Senior Jakini Ingram is known for her outspoken advocacy for social justice. She is a member of Students for Progress, the Feminist Coalition and the Webster Challenge Initiative.
However, Ingram started her freshman year at Nerinx Hall, not Webster Groves High School.
“I don’t think that I had a voice. I think that there were a lot of issues going on that I wanted to voice my opinion on or that I wanted more knowledge about, but I didn’t have the right sources,” Ingram said. At Webster, Ingram felt she could speak up on issues she cared about and join clubs with which she could actually accomplish something.
Besides a location change, Ingram’s politics have also shifted significantly.
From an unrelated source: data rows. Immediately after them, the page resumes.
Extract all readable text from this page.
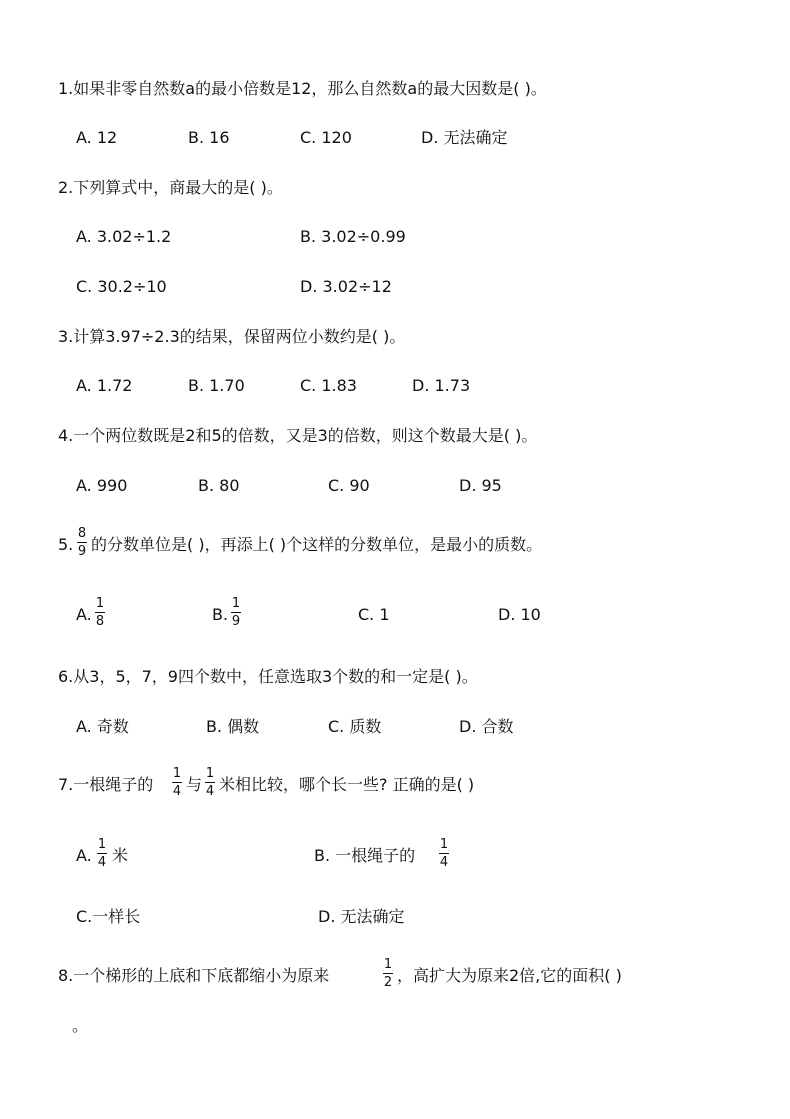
1.如果非零自然数a的最小倍数是12，那么自然数a的最大因数是( )。
A. 12	B. 16	C. 120	D. 无法确定
2.下列算式中，商最大的是( )。
A. 3.02÷1.2	B. 3.02÷0.99
C. 30.2÷10	D. 3.02÷12
3.计算3.97÷2.3的结果，保留两位小数约是( )。
A. 1.72	B. 1.70	C. 1.83	D. 1.73
4.一个两位数既是2和5的倍数，又是3的倍数，则这个数最大是( )。
A. 990	B. 80	C. 90	D. 95
5.
8
9 的分数单位是( )，再添上( )个这样的分数单位，是最小的质数。
A.
1
8	B.
1
9	C. 1	D. 10
6.从3，5，7，9四个数中，任意选取3个数的和一定是( )。
A. 奇数	B. 偶数	C. 质数	D. 合数
7.一根绳子的
1
4 与
1
4 米相比较，哪个长一些? 正确的是( )
A.
1
4 米	B. 一根绳子的
1
4
C.一样长	D. 无法确定
8.一个梯形的上底和下底都缩小为原来
1
2 ，高扩大为原来2倍,它的面积( )
。
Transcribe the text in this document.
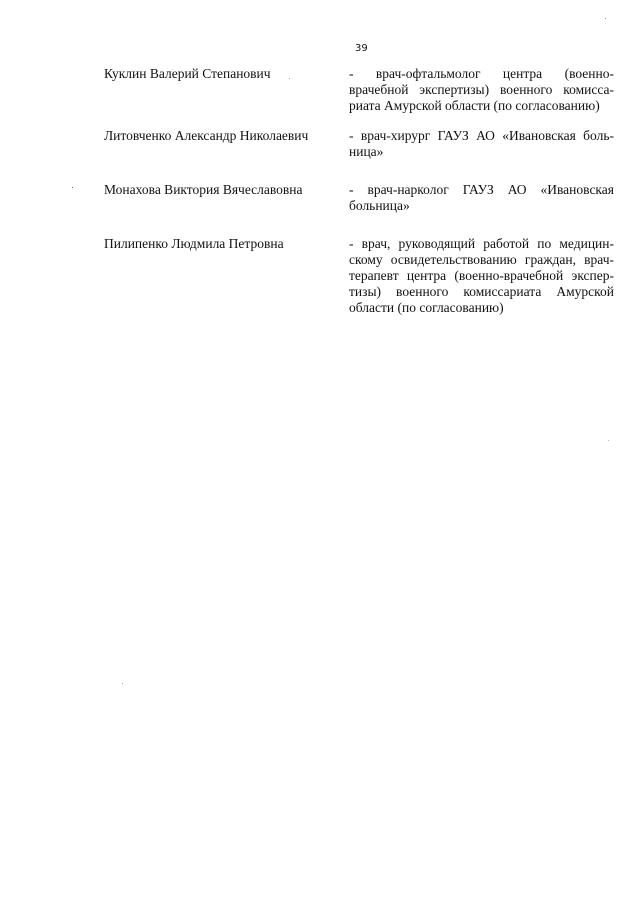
39
Куклин Валерий Степанович	- врач-офтальмолог центра (военно-
врачебной экспертизы) военного комисса-
риата Амурской области (по согласованию)
Литовченко Александр Николаевич	- врач-хирург ГАУЗ АО «Ивановская боль-
ница»
Монахова Виктория Вячеславовна	- врач-нарколог ГАУЗ АО «Ивановская
больница»
Пилипенко Людмила Петровна	- врач, руководящий работой по медицин-
скому освидетельствованию граждан, врач-
терапевт центра (военно-врачебной экспер-
тизы) военного комиссариата Амурской
области (по согласованию)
“The biggest thing is becoming more open-minded. I remember being very closed-minded, very conservative. I only had one way of thinking, and I didn’t want to hear anyone else’s way of thinking. I knew what I believed was right so you couldn’t tell me that I was wrong, but I also hurt other people with that mentality that ‘this is right, don’t question me,’” Ingram said.
Nevertheless, Ingram educated herself inside and outside the classroom, and she is now a forward-thinking, open-minded individual.
English teacher Lindsey Ross, who along with Sarah Gray nominated Ingram for the Eagle Award, echoed this growth.
“Jakini is really special, especially in class, because she is two things. She is simultaneously extremely passionate about her own thoughts and opinions while being open and receptive to others’ opinions. Usually you only have one or the other in a student. Even last year, Mrs. Gray could tell that she had this unique ability as well,” Ross said.
Ingram’s greatest accomplishment at WGHS has been “changing people’s mentality against black, female students.” Ingram said the stereotype about these students is that they are “incompetent, ghetto, ignorant, loud.”
“I’m pretty ghetto and pretty loud, but I’m intelligent as well. We’re not a stereotype,” Ingram said.
Ingram has left her mark at the high school, building relationships with peers, teachers and other staff.
“It didn’t have to be extensive. It could just be a daily, ‘Hi, how are you?’ and I think people remember those things,” Ingram said.
Next year, Ingram plans to attend Ohio State University, majoring in political science and Spanish. She will also enroll in a United Nations program offered through OSU, which will allow her to study abroad as a freshman.
“As long as I continue to educate and teach others about the world and the ‘isms’ that are personal to me then I’m good,” Ingram said.